As mentioned above, according to this invention, since the side circumference portion 2 has been composed of metallic material or ceramics and its front edge has been bent to form the panel circumference reinforcing portion 2a, the panel circumference to which the stress concentrates can be effectively reinforced so as to realize a flat display vacuum tube which is quite strong against the implosion. Further, such a composition can reduce the thickness and the weight of the vacuum tube itself. Moreover, these effects can be enhanced further by integrally composing the side circumference portion and the rear portion in a metallic material. Also, it is possible to coat the outer circumference of the metallic material with an insulating film to prevent oxidation.

Claims

A flat-type display vacuum tube including: a front panel (1) for displaying an image; a side plate (2) having a front edge coupled to the front panel (1); a rear plate (31) coupled to the rear edge of the side plate (2);
characterized in that said side plate (2) comprises a portion of metallic material and has a front edge (2a) bent radially inwardly of the panel to form a panel circumference reinforcing portion (2a).
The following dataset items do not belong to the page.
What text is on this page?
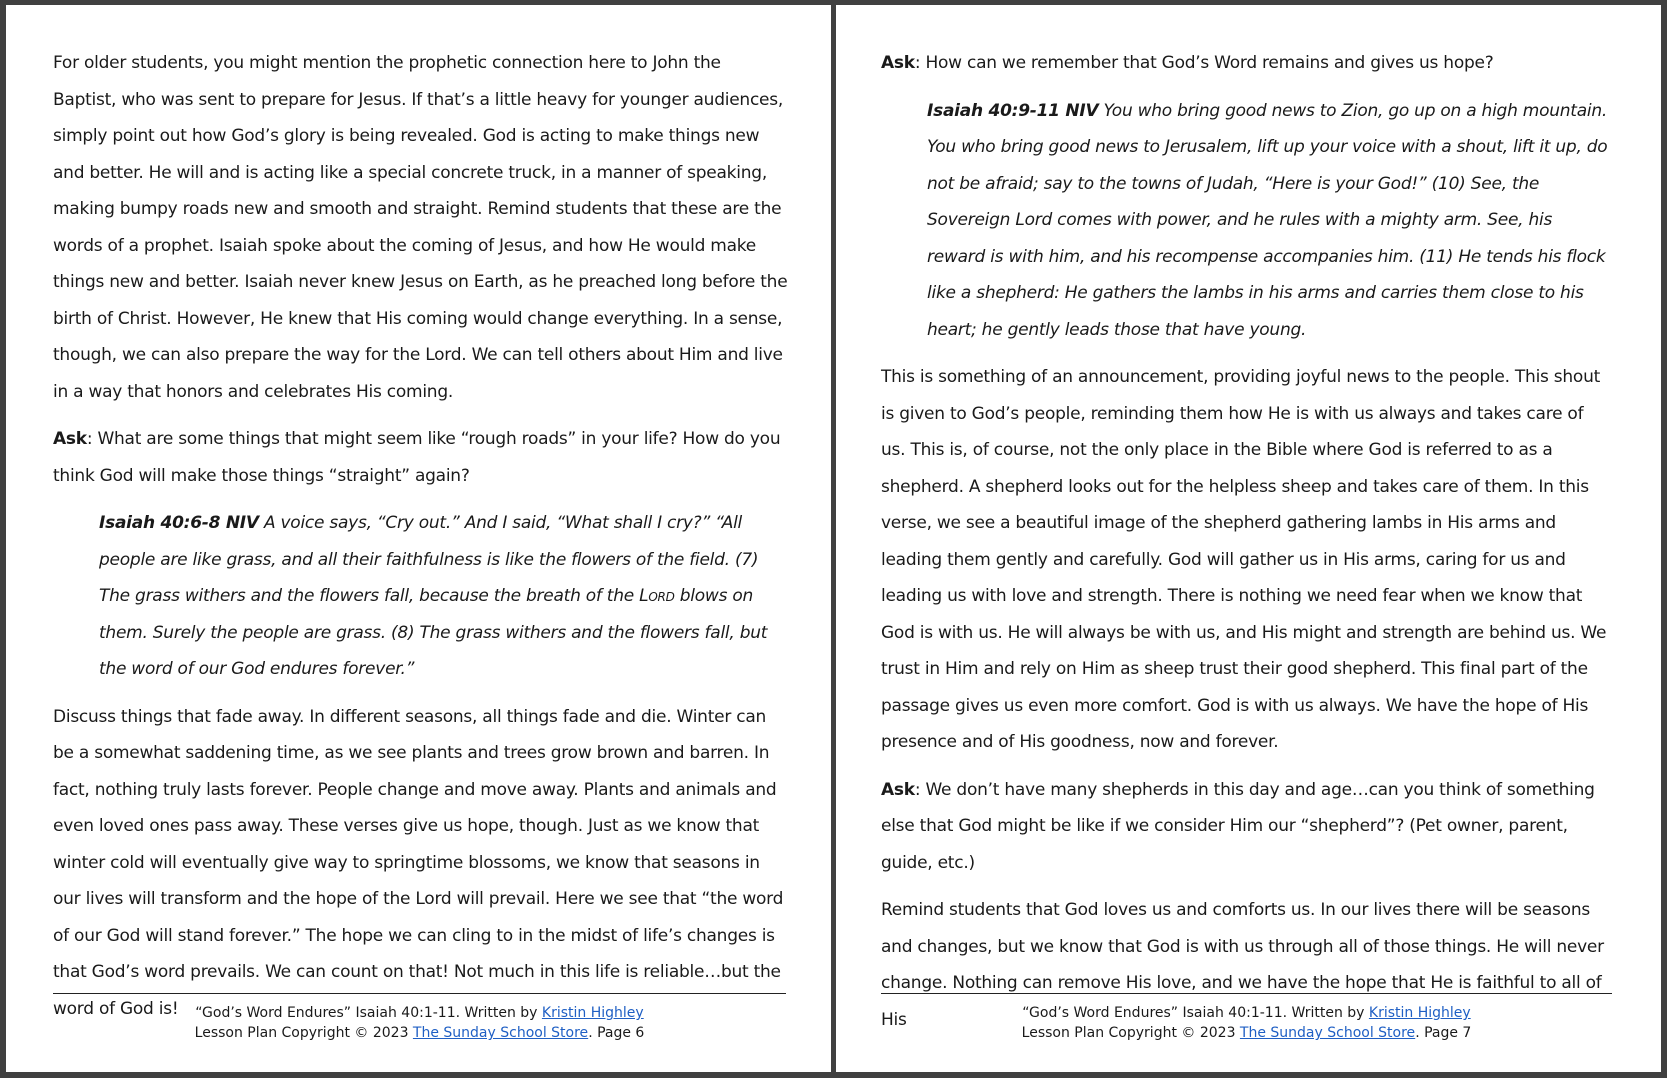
For older students, you might mention the prophetic connection here to John the Baptist, who was sent to prepare for Jesus. If that’s a little heavy for younger audiences, simply point out how God’s glory is being revealed. God is acting to make things new and better. He will and is acting like a special concrete truck, in a manner of speaking, making bumpy roads new and smooth and straight. Remind students that these are the words of a prophet. Isaiah spoke about the coming of Jesus, and how He would make things new and better. Isaiah never knew Jesus on Earth, as he preached long before the birth of Christ. However, He knew that His coming would change everything. In a sense, though, we can also prepare the way for the Lord. We can tell others about Him and live in a way that honors and celebrates His coming.

Ask: What are some things that might seem like “rough roads” in your life? How do you think God will make those things “straight” again?

Isaiah 40:6-8 NIV A voice says, “Cry out.” And I said, “What shall I cry?” “All people are like grass, and all their faithfulness is like the flowers of the field. (7) The grass withers and the flowers fall, because the breath of the Lord blows on them. Surely the people are grass. (8) The grass withers and the flowers fall, but the word of our God endures forever.”

Discuss things that fade away. In different seasons, all things fade and die. Winter can be a somewhat saddening time, as we see plants and trees grow brown and barren. In fact, nothing truly lasts forever. People change and move away. Plants and animals and even loved ones pass away. These verses give us hope, though. Just as we know that winter cold will eventually give way to springtime blossoms, we know that seasons in our lives will transform and the hope of the Lord will prevail. Here we see that “the word of our God will stand forever.” The hope we can cling to in the midst of life’s changes is that God’s word prevails. We can count on that! Not much in this life is reliable…but the word of God is!	“God’s Word Endures” Isaiah 40:1-11. Written by Kristin Highley
Lesson Plan Copyright © 2023 The Sunday School Store. Page 6

Ask: How can we remember that God’s Word remains and gives us hope?

Isaiah 40:9-11 NIV You who bring good news to Zion, go up on a high mountain. You who bring good news to Jerusalem, lift up your voice with a shout, lift it up, do not be afraid; say to the towns of Judah, “Here is your God!” (10) See, the Sovereign Lord comes with power, and he rules with a mighty arm. See, his reward is with him, and his recompense accompanies him. (11) He tends his flock like a shepherd: He gathers the lambs in his arms and carries them close to his heart; he gently leads those that have young.

This is something of an announcement, providing joyful news to the people. This shout is given to God’s people, reminding them how He is with us always and takes care of us. This is, of course, not the only place in the Bible where God is referred to as a shepherd. A shepherd looks out for the helpless sheep and takes care of them. In this verse, we see a beautiful image of the shepherd gathering lambs in His arms and leading them gently and carefully. God will gather us in His arms, caring for us and leading us with love and strength. There is nothing we need fear when we know that God is with us. He will always be with us, and His might and strength are behind us. We trust in Him and rely on Him as sheep trust their good shepherd. This final part of the passage gives us even more comfort. God is with us always. We have the hope of His presence and of His goodness, now and forever.

Ask: We don’t have many shepherds in this day and age…can you think of something else that God might be like if we consider Him our “shepherd”? (Pet owner, parent, guide, etc.)

Remind students that God loves us and comforts us. In our lives there will be seasons and changes, but we know that God is with us through all of those things. He will never change. Nothing can remove His love, and we have the hope that He is faithful to all of His	“God’s Word Endures” Isaiah 40:1-11. Written by Kristin Highley
Lesson Plan Copyright © 2023 The Sunday School Store. Page 7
A flat-type display vacuum tube according to claim 1 wherein said front panel (1) is coupled to the front panel circumference reinforcing portion (2a).
A flat-type display vacuum tube according to claim 1 or 2, wherein said side circumference plate (2) and said rear plate (3) are integrally composed of metallic material.
A flat-type display vacuum tube according to claim 1 or 2, wherein said rear plate (3) is composed of ceramic material.
A flat-type display vacuum tube according to claim 1 or 2 wherein the rear plate (3) comprises an insulating ceramic material for mounting an image projecting device (5) projecting the image onto the front display panel (1); and
said side plate is a side metallic plate formed of a metallic frame airtightly coupled to both the front display panel (1) and the rear plate (3).
A flat-type display vacuum tube according to claim 4 or 5, wherein said rear plate (3) is composed of a ceramic material which has a tensile strength higher than that of glass.
A flat-type display vacuum tube according to any one of the preceding claims, wherein the rear edge of the side metallic plate is bent radially inwardly to form a rear circumference portion.